FOR years he prided himself on his reputation as "the man they love to hate". But last Monday, when 80-year-old Vincent Plunkett died a gruesome and lonely death in his inner-city flat, the joke suddenly stopped being funny.
Throat slit from ear to ear and his half-naked body dumped on his bed, he died as he had lived: on his own, friendless and in unsavoury circumstances.
Though nobody should die that way, few who knew Vincent Plunkett were surprised that his life should end in such violent circumstances. During a chequered life, he had courted notoriety, not least in his native Athlone where he received a conviction for stalking and where he won his reputation as a hate figure.
As a traffic warden, he was despised, though it was an equal opportunities kind of hatred, so keen was he to hand out tickets to gardai, Dail deputies, ordinary members of the public and even the local judge.
Born into a well-respected business family in Athlone, Plunkett was the son of a publican called OJ, who ran the family pub in the shadow of the town's historic castle.
Plunkett himself worked for 30 years as transport manager for local firm Seafield Gentex before running a chip shop called The Hurricane for four years.
After that he took up the reins as the local traffic warden in Athlone's pre-bypass days when it was one of the worst traffic blackspots in the country.
Taking pride in his job he said he knew that he was a hate figure in the town but boasted, "They can't get [someone] thick enough to replace me, " in an interview in the Athlone Observer in 1985.
"Nobody knows the number of accidents I've prevented or the amount of petrol I've saved the country since I took up my job."

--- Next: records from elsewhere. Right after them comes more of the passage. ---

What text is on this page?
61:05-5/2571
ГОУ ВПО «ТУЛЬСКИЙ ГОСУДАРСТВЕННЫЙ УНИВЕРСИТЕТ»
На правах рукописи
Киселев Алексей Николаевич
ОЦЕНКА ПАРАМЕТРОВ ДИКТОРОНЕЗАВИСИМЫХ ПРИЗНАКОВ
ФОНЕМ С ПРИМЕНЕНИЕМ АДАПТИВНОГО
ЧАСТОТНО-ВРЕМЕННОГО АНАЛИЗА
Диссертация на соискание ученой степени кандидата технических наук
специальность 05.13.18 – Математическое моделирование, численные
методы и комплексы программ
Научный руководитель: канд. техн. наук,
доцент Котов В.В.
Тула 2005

Plunkett became embroiled in a feud with local gardai, who resented him issuing them with parking tickets, even though he was never a stranger to the courts himself.

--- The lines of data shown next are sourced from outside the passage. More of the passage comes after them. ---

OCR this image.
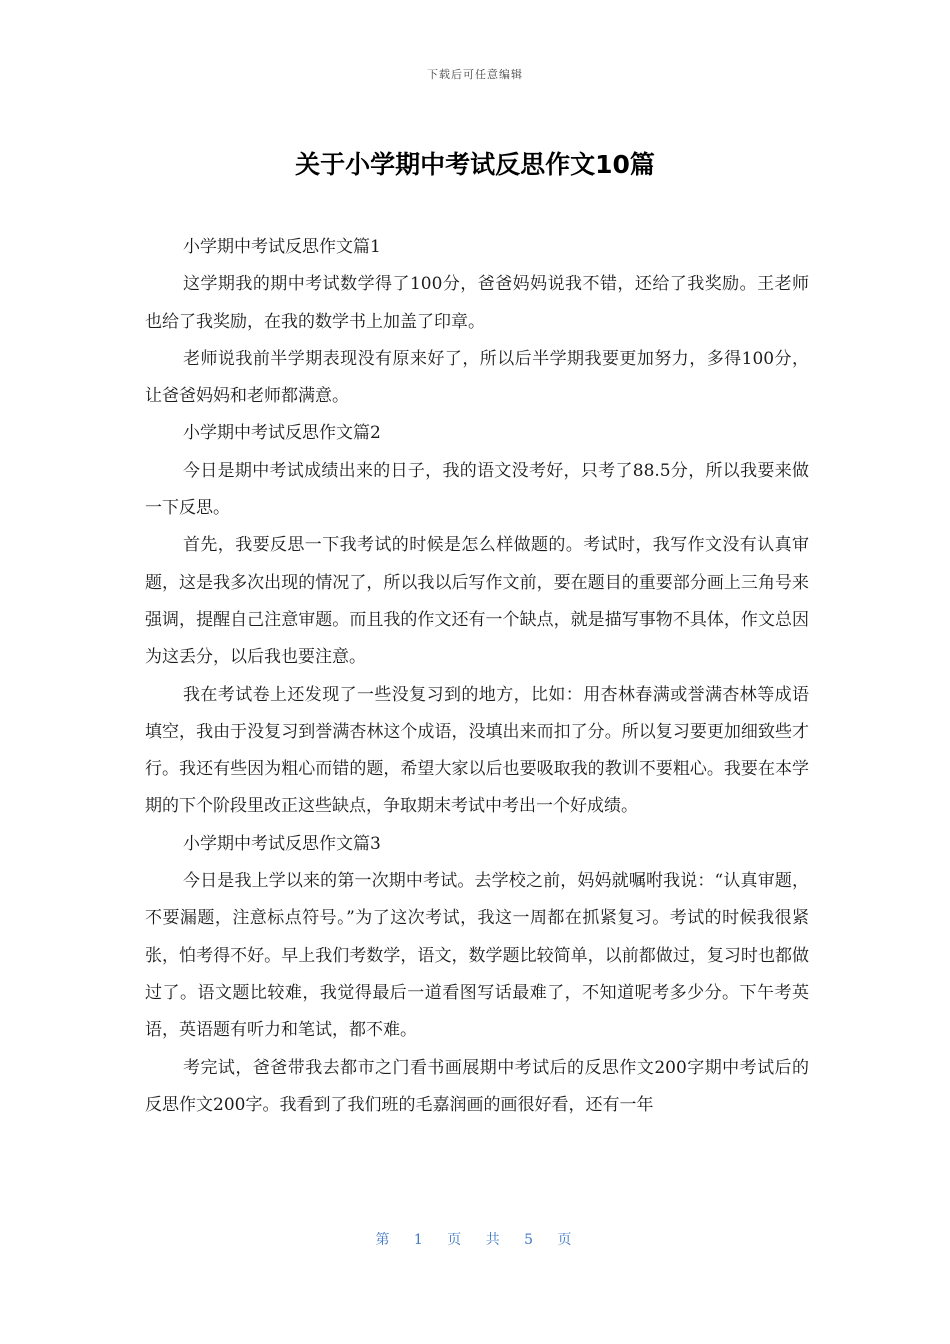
下载后可任意编辑
关于小学期中考试反思作文10篇

小学期中考试反思作文篇1

这学期我的期中考试数学得了100分，爸爸妈妈说我不错，还给了我奖励。王老师也给了我奖励，在我的数学书上加盖了印章。

老师说我前半学期表现没有原来好了，所以后半学期我要更加努力，多得100分，让爸爸妈妈和老师都满意。

小学期中考试反思作文篇2

今日是期中考试成绩出来的日子，我的语文没考好，只考了88.5分，所以我要来做一下反思。

首先，我要反思一下我考试的时候是怎么样做题的。考试时，我写作文没有认真审题，这是我多次出现的情况了，所以我以后写作文前，要在题目的重要部分画上三角号来强调，提醒自己注意审题。而且我的作文还有一个缺点，就是描写事物不具体，作文总因为这丢分，以后我也要注意。

我在考试卷上还发现了一些没复习到的地方，比如：用杏林春满或誉满杏林等成语填空，我由于没复习到誉满杏林这个成语，没填出来而扣了分。所以复习要更加细致些才行。我还有些因为粗心而错的题，希望大家以后也要吸取我的教训不要粗心。我要在本学期的下个阶段里改正这些缺点，争取期末考试中考出一个好成绩。

小学期中考试反思作文篇3

今日是我上学以来的第一次期中考试。去学校之前，妈妈就嘱咐我说：“认真审题，不要漏题，注意标点符号。”为了这次考试，我这一周都在抓紧复习。考试的时候我很紧张，怕考得不好。早上我们考数学，语文，数学题比较简单，以前都做过，复习时也都做过了。语文题比较难，我觉得最后一道看图写话最难了，不知道呢考多少分。下午考英语，英语题有听力和笔试，都不难。

考完试，爸爸带我去都市之门看书画展期中考试后的反思作文200字期中考试后的反思作文200字。我看到了我们班的毛嘉润画的画很好看，还有一年

第 1 页 共 5 页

He had convictions for assaulting a motorist and for drink driving, and he pursued a prosecution against a motorist who he claimed knocked him down.
An air of surprise spread across Athlone when Plunkett put his name into the hat for the 1985 local elections.
He polled 96 first preference votes and in the aftermath of the election he claimed: "The fact that I wasn't elected isn't my loss, it's Athlone's".
He remained in the town he thought he was serving well until 1998, when he was convicted of stalking a married couple . . . Michelle and Brian Mullins. Brian Mullins killed himself a few months later.
Plunkett was convicted at Athlone district court on a number of counts of harassing the couple. Brian Mullins (25) was on good terms with Plunkett at one point, but after a cooling in the friendship, Plunkett started stalking him in 1997. During the prolonged ordeal for the couple, Plunkett placed dog faeces in the family letterbox, spat at Michelle Mullins and followed the couple to the Aran Islands to harass them while they were on holiday.
Brian Mullins hanged himself at his home near Clonbrusk, Athlone shortly after the court hearing.
"After the court case I didn't care about him [Plunkett], " Michelle Mullins said last week. "I just want to forget about him and everything that happened and move on."
Speaking to the Sunday Tribune this weekend, her father Paddy Joyce said: "All of this happened so many years ago that we just want to put it behind us and try and get on with our lives."
Recalling the attitude in the town towards Plunkett, a local man said after his murder: "I remember when I was going to school in Athlone in the 1970s that he was known as a homosexual who had an open relationship with another man. At that stage he was basically a subject of ridicule and he was not terribly popular and he was always a bit of a loner."
Other locals described him as a "total loner without friends" who could be seen "hanging around street corners".
Members of Plunkett's extended family still living in Athlone told the Sunday Tribune that they did not wish to comment about him when contacted this weekend.
Questions have been raised since Vincent Plunkett's death about how such an unsavoury character, with a criminal past, could have secured such coveted accommodation at the sheltered flat in Robinson Court, off Cork Street in south inner-city Dublin. So far Dublin City Council has refused to offer an explanation.
"Each application for housing is assessed on its own merits and in strict confidence, " a spokeswoman said.
This weekend locals in the Robinson Court complex had plenty to say about their former neighbour.
"Nobody around here really knew him well", said one elderly lady. "He was one of these people that kept himself to himself and I rarely saw him."
Another man said: "He always seemed a bit weird as he would never talk to anyone. I think that people didn't like him because he was so unfriendly. It used to scare people a bit that he would not talk to any of his neighbours."
Local shopkeepers said he was always polite when he would call in to buy groceries but he would not engage in even the most innocuous of conversations.
He used to go for a drink in some of the local pubs on Meath Street but again he was seen as a loner.
"He would come in by himself and order a pint. He would just sit at the end of the bar drinking it on his own and would not talk to anyone, " said a barman in Bohan's pub.
"We were all shocked to hear everything that came out about him during the week as he seemed like a quiet, harmless man that would not bother anyone."
Nobody has been arrested in connection with the murder but gardai continue to investigate who beat Plunkett up as he lay in bed before they slashed his throat and left him to bleed to death.